The president's proposals to limit speculation in the oil markets does hint at political rhetoric. There is an instant suspicion, and rightly so, when President Obama unveils measures to attack "high gas prices" and asks for congressional help he knows he's not going to get in an election year.
But political posturing aside, the president is not wrong: Oil speculation, in its many forms, has driven prices upwards and away from the true supply and demand fundamentals that exist.
What's maddening to me, even discounting the political calculus of an electioneering president, is how fast the "defenses" of speculation reemerge whenever any help of new regulations are proposed. While never thinking my book on the topic, "Oil's Endless Bid", would be the last word on the subject, I had thought that the conversation on the financial influences on oil would have progressed. It doesn't have seemed to.
Indeed, from editorials on Bloomberg extolling the "positives" of rampant speculative activity, to the very tired memes of real risk being reflected in price proffered by the Chicago Mercantile Exchange, home to oil futures trading, we continue to argue the same stuff, over and over. From my perspective, it is a continual effort to rage against the machine: No matter how hard or often I tell the real truth of how oil prices are arrived at, there appear an army of protectors of Wall Street profit machines ready to fight. So, again, I will quickly explain why the common arguments that are most often made against speculative influences in oil are inherently wrong.
1 -- High oil prices are reflecting real future supply risks.
Leave for the moment that the market is more than adequately supplied presently, we are in fact swimming in oil, borne out by recent statements by the Saudi oil minister Al-Naimi and our own domestic export of finished products. But if in fact there are very real supply risks in the future, shouldn't the prices in the future be higher than today? In a futures market, we can actually see what prices are expected to do in the future, unlike most other asset markets. And in oil? We are in backwardation -- meaning that as time goes on, prices goes DOWN. A lot.
2 -- Speculation isn't to blame, it's the easy money Fed, devaluing dollars in which oil is priced.
This one has some truth to it, but it is greatly overrated. We saw a $147 peak oil price, for example, in 2008, before the world ever heard of QE, never mind Operation Twist and LTRO's and in a not particularly weak dollar environment. Historically, some of the strongest years in oil inflation were in years of a RISING dollar, particularly 2005. In short, the dollar matters, but not nearly as much as the money chasing the oil trade.
3 -- Speculators help smooth out volatility and crushing them would make oil prices less reliable.

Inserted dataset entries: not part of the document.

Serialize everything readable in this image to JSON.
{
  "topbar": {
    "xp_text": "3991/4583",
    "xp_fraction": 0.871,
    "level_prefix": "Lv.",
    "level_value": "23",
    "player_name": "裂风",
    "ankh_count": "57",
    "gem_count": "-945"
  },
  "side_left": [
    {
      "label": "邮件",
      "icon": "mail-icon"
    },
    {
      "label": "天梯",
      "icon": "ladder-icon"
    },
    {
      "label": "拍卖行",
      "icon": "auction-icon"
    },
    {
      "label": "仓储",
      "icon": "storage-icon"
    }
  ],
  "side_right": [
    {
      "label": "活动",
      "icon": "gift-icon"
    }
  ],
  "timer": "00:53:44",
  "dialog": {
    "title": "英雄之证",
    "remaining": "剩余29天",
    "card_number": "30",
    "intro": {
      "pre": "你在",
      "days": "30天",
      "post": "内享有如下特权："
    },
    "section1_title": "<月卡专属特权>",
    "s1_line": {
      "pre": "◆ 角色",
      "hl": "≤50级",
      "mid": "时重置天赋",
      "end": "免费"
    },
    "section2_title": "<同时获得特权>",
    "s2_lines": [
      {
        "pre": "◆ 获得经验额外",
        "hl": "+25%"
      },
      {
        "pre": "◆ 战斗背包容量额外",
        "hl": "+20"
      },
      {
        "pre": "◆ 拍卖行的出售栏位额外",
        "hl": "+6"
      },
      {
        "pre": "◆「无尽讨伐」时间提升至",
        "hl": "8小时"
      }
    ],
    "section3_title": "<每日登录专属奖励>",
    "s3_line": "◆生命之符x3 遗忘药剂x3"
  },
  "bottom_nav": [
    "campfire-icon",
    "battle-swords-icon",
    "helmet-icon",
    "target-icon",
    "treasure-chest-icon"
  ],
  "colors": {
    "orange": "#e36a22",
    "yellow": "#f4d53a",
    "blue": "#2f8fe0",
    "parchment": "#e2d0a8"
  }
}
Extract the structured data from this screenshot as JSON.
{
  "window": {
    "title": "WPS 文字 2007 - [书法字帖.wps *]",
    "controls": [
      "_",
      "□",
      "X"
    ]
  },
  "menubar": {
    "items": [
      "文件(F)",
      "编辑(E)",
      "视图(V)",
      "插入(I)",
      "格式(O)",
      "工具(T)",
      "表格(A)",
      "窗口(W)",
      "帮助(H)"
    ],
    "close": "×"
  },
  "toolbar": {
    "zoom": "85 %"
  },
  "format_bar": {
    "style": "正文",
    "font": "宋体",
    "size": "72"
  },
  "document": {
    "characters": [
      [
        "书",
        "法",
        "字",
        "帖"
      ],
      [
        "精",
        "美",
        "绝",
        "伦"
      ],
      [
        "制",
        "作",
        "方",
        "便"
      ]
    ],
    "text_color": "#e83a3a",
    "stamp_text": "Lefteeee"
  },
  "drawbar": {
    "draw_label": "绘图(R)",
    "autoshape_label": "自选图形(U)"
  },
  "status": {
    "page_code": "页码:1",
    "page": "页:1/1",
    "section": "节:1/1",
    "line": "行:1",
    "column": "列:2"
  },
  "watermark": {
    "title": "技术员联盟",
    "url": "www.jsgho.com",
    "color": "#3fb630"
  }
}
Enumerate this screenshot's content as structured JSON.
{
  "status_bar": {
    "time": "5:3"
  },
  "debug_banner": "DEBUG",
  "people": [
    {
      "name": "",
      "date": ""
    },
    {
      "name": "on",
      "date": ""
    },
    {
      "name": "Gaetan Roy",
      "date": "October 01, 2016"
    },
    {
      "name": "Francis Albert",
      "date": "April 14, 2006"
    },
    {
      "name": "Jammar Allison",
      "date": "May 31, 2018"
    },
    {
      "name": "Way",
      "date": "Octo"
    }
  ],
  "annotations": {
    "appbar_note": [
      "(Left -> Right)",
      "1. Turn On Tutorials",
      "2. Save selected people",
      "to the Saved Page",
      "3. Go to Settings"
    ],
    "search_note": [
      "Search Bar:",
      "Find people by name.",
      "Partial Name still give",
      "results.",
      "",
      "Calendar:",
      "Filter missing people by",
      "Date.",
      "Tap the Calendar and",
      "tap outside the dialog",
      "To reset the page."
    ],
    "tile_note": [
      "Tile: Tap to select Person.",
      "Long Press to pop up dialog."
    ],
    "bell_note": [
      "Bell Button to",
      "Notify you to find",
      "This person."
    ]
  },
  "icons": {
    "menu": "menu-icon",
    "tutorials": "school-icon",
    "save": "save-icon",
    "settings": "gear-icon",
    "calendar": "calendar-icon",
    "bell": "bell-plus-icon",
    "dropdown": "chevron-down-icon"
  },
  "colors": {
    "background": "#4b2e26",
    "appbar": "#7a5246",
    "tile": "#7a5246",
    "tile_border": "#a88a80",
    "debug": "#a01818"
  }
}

This one's too silly to even challenge. Before the explosion of "liquidity" from high-frequency algorithms, hedge fund programs, investment bank trade and institutional and retail investment, volatility was a fraction of where it is today. Believe me, I've been trading oil for 25 years -- no one EVER complained of a lack of liquidity before 2005, and everyone with a legitimate interest in real oil hedging managed to get whatever they needed to do done. And oil never moved two dollars a day, which it does regularly now.
4 -- Attacking speculators is an attack of floor traders, just regular joes trying to make a living.
Please, the game has moved so far past us now -- we've got nothing to do with what oil trade is about anymore and haven't had any influence (if we ever did), since about 2003. The oil game is overrun with IB desks, hedge funders, long/short punters, algos, HFT's and private trade houses like Vitol, Trafigura and Glencore. And yes, Virginia -- fraud can happen: We've forgotten too quickly about such stellar examples as Enron and Amaranth.
These are not the guys that anyone should look to protect. They absolutely jack up the prices of oil that you and I are forced to pay at the pumps. But they are the beneficiaries of the continued defense of the broken oil markets as they are today. We haven't made much progress.